摘要： 不完整数据集分类前需要对缺失值先填充。目前已有了一些经典的缺失值填充算法，如均值填充、[K]近邻填充等。它们各有优势，但这些算法对缺失值的估算易受到与缺失值相关性不大的其他数据干扰，影响缺失值填充效果，进而影响后续分类性能。针对该问题，提出一种邻域信息修正不完整数据多填充集成分类方法。该方法通过嵌入修正填充模块来优化填充过程，利用纯度和邻域半径筛选出待修正填充的近邻数据样本，并根据这些近邻数据样本对缺失值进行修正填充，进一步提升填充精度。同时，融合了多种经典填充算法优势，利用多填充的数据多样性，通过引入集成学习提升分类精确度。实验结果表明，该方法对基准数据集上的缺失值填充效果、数据分类精确度都优于对比方法，同时在真实不完整数据集上也表现出更好的分类精确度。

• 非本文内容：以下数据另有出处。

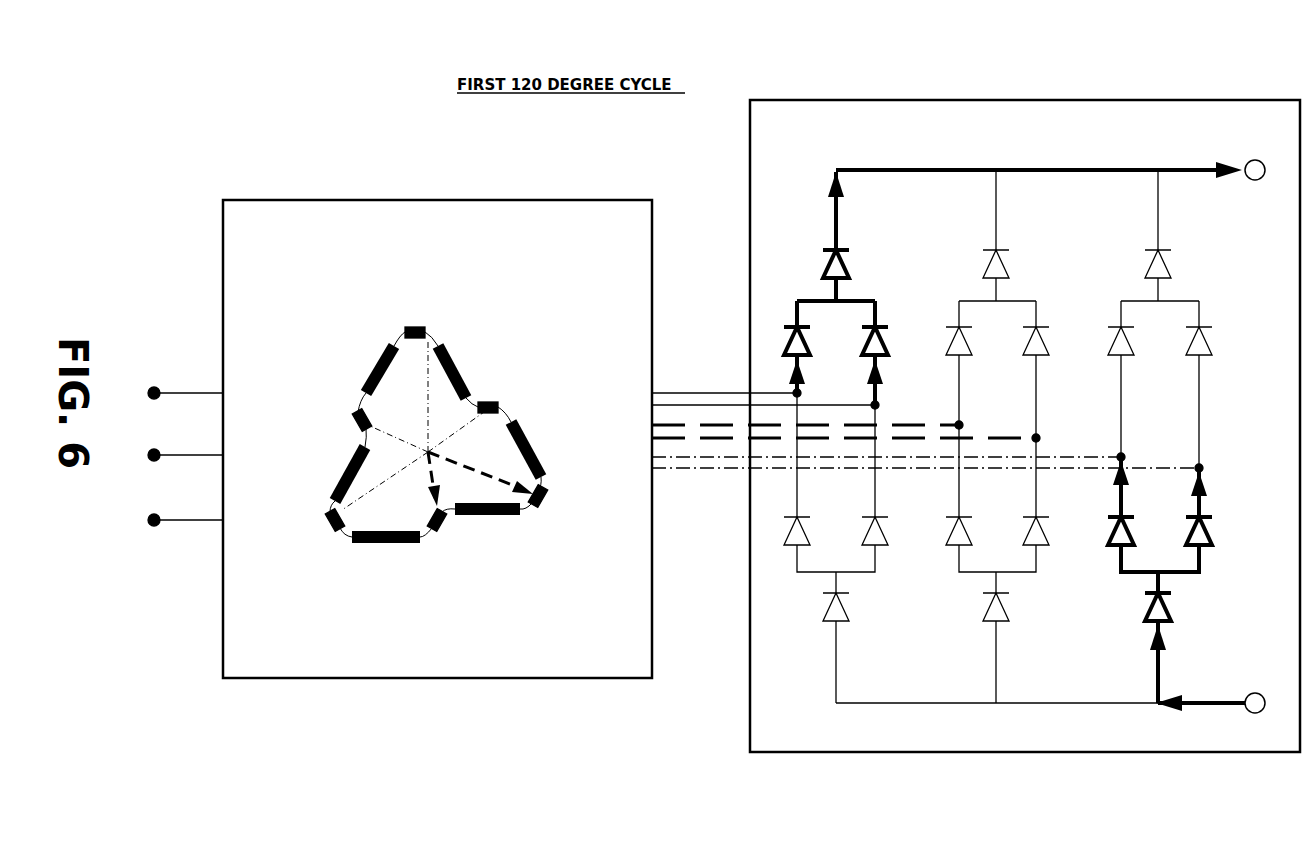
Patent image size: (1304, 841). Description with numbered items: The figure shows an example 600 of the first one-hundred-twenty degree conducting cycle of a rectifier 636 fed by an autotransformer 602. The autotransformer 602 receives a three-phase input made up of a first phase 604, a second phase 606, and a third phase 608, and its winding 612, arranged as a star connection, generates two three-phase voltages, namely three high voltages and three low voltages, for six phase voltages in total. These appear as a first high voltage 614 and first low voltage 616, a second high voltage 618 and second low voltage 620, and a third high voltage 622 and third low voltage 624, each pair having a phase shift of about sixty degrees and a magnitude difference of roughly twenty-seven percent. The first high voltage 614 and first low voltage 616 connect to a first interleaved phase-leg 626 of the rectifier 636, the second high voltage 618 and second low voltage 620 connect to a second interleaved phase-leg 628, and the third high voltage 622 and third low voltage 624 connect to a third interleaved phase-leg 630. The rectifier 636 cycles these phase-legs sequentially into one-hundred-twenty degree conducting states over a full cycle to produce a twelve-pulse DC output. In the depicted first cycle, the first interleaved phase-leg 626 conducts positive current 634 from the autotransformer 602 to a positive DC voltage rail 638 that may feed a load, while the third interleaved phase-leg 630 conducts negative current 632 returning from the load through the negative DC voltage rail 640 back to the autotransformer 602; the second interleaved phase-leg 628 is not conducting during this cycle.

The example of a first 120 degree cycle 600 is at (330, 76).
The autotransformer 602 is at (503, 200).
The first phase 604 is at (192, 393).
The second phase 606 is at (192, 455).
The third phase 608 is at (192, 520).
The winding 612 is at (365, 318).
The first high voltage 614 is at (433, 335).
The first low voltage 616 is at (496, 416).
The second high voltage 618 is at (530, 505).
The second low voltage 620 is at (442, 510).
The third high voltage 622 is at (358, 497).
The third low voltage 624 is at (375, 424).
The first interleaved phase-leg 626 is at (872, 262).
The second interleaved phase-leg 628 is at (1030, 260).
The third interleaved phase-leg 630 is at (1191, 260).
The negative current 632 is at (1158, 665).
The positive current 634 is at (838, 226).
The rectifier 636 is at (1115, 100).
The positive DC voltage rail 638 is at (880, 170).
The negative DC voltage rail 640 is at (872, 703).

关键词: 不完整数据分类, 修正填充, 邻域信息, 集成学习

Abstract: Missing value imputation is one of the important preprocess techniques for incomplete data classification. Numerous missing value imputation methods have been proposed over the past decades. However, these algorithms are prone to being affected by other data that is not related to the missing values, leading to imprecise imputation results and degradation of subsequent classification performance. To address this issue, this paper proposes an incomplete data classification method based on multiple imputation-revision ensemble with local information. The method incorporates an imputation-revision module that selects neighbor of the sample to be corrected and imputed based on neighborhood purity and neighborhood radius, resulting in better imputation accuracy. The method also integrates the strengths of multiple classic imputation algorithms and utilizes the diversity of multiple imputed dataset to enhance classification accuracy via ensemble learning. Experimental results demonstrate that this method outperforms compared methods in terms of imputation accuracy and classification performance on benchmark datasets, and it also exhibits superior classification accuracy on real-world incomplete datasets.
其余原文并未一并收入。